Добродетельные размышления!?. Э!?. — и Порок скептически улыбнулся…
— Нет, милостивый государь, всё-таки!.. Вы, конечно, уже знаете, что на иной брак, кроме законного, я не могу согласиться…
— Гм… чёрт меня возьми! Однако это выходит у вас классически глупо и шаблонно…
Падите хоть на сей раз в объятия Порока без излишних церемоний!.. Ведь вы падёте, и я паду, — и не будет ни вас, ни меня, — будет общий кавардак представлений — и только! Мы как бы выходим из жизни, предоставляя людям ведаться самим с собой, как им будет угодно. Вы справляетесь о вещах, положительно не стоящих внимания. Ещё справку о материальной обеспеченности я допускаю, но взгляд… Гм… гм… — Тут Пороку пришла на ум блестяще порочная мысль, и он вдруг заключил Добродетель в свои грязные или, вернее, пошлые объятия.

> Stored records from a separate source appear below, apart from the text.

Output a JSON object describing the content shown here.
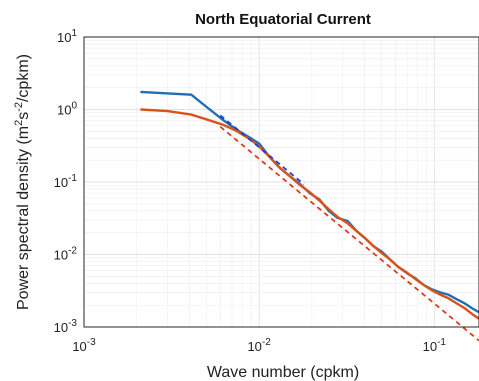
{
  "chart_data": {
    "type": "line",
    "title": "North Equatorial Current",
    "xlabel": "Wave number (cpkm)",
    "ylabel_parts": [
      "Power spectral density (m",
      "2",
      "s",
      "-2",
      "/cpkm)"
    ],
    "xscale": "log",
    "yscale": "log",
    "xlim": [
      0.001,
      0.18
    ],
    "ylim": [
      0.001,
      10
    ],
    "grid": true,
    "x_ticks": [
      {
        "base": "10",
        "exp": "-3",
        "value": 0.001
      },
      {
        "base": "10",
        "exp": "-2",
        "value": 0.01
      },
      {
        "base": "10",
        "exp": "-1",
        "value": 0.1
      }
    ],
    "y_ticks": [
      {
        "base": "10",
        "exp": "1",
        "value": 10
      },
      {
        "base": "10",
        "exp": "0",
        "value": 1
      },
      {
        "base": "10",
        "exp": "-1",
        "value": 0.1
      },
      {
        "base": "10",
        "exp": "-2",
        "value": 0.01
      },
      {
        "base": "10",
        "exp": "-3",
        "value": 0.001
      }
    ],
    "series": [
      {
        "color": "#1f6fb5",
        "style": "solid",
        "x": [
          0.0021,
          0.0041,
          0.0051,
          0.0062,
          0.0075,
          0.009,
          0.01,
          0.0115,
          0.013,
          0.015,
          0.017,
          0.0195,
          0.022,
          0.025,
          0.028,
          0.032,
          0.036,
          0.04,
          0.045,
          0.05,
          0.056,
          0.062,
          0.07,
          0.078,
          0.087,
          0.097,
          0.108,
          0.12,
          0.135,
          0.15,
          0.165,
          0.18
        ],
        "values": [
          1.75,
          1.6,
          1.05,
          0.72,
          0.52,
          0.4,
          0.34,
          0.22,
          0.16,
          0.12,
          0.095,
          0.07,
          0.058,
          0.04,
          0.032,
          0.029,
          0.021,
          0.017,
          0.013,
          0.011,
          0.0085,
          0.0068,
          0.0055,
          0.0047,
          0.0038,
          0.0033,
          0.003,
          0.0028,
          0.0024,
          0.0021,
          0.0018,
          0.0016
        ]
      },
      {
        "color": "#d95319",
        "style": "solid",
        "x": [
          0.0021,
          0.003,
          0.0041,
          0.0051,
          0.0062,
          0.0075,
          0.009,
          0.01,
          0.0115,
          0.013,
          0.015,
          0.017,
          0.0195,
          0.022,
          0.025,
          0.028,
          0.032,
          0.036,
          0.04,
          0.045,
          0.05,
          0.056,
          0.062,
          0.07,
          0.078,
          0.087,
          0.097,
          0.108,
          0.12,
          0.135,
          0.15,
          0.165,
          0.18
        ],
        "values": [
          1.0,
          0.95,
          0.85,
          0.72,
          0.62,
          0.5,
          0.38,
          0.31,
          0.22,
          0.16,
          0.12,
          0.092,
          0.072,
          0.056,
          0.042,
          0.033,
          0.027,
          0.021,
          0.017,
          0.013,
          0.0105,
          0.0085,
          0.0068,
          0.0056,
          0.0046,
          0.0038,
          0.0032,
          0.0028,
          0.0025,
          0.0021,
          0.0018,
          0.0015,
          0.0013
        ]
      },
      {
        "color": "#1f3fd0",
        "style": "dashed",
        "x": [
          0.006,
          0.012,
          0.018
        ],
        "values": [
          0.83,
          0.21,
          0.093
        ]
      },
      {
        "color": "#e03a1a",
        "style": "dashed",
        "x": [
          0.006,
          0.02,
          0.08,
          0.18
        ],
        "values": [
          0.58,
          0.052,
          0.0033,
          0.00065
        ]
      }
    ]
  }
}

— Милостивый государь! — в ужасе вскричала Добродетель, испуганная неожиданным оборотом дела.
— Сударыня, вы, кажется, хотите остаться добродетельной? — убедительно ворковал Порок и, ошибкой поцеловав её в нос, отплюнулся.
— Гнусный!.. Пошёл прочь!.. — рявкнула Добродетель и вырвалась из объятий Порока.
— Итак?.. — хладнокровно спросил Порок, мало смущённый этой сценой.
Добродетель, сверкая глазами, гордо молчала.
— Значит?!. — усмехнулся Порок…
— На ваш пост, милостивый государь!.. — властно сказала Добродетель.
— Так на кой же чёрт вы завели эту идиотскую беседу, сударыня?.. — злобно крикнул Порок…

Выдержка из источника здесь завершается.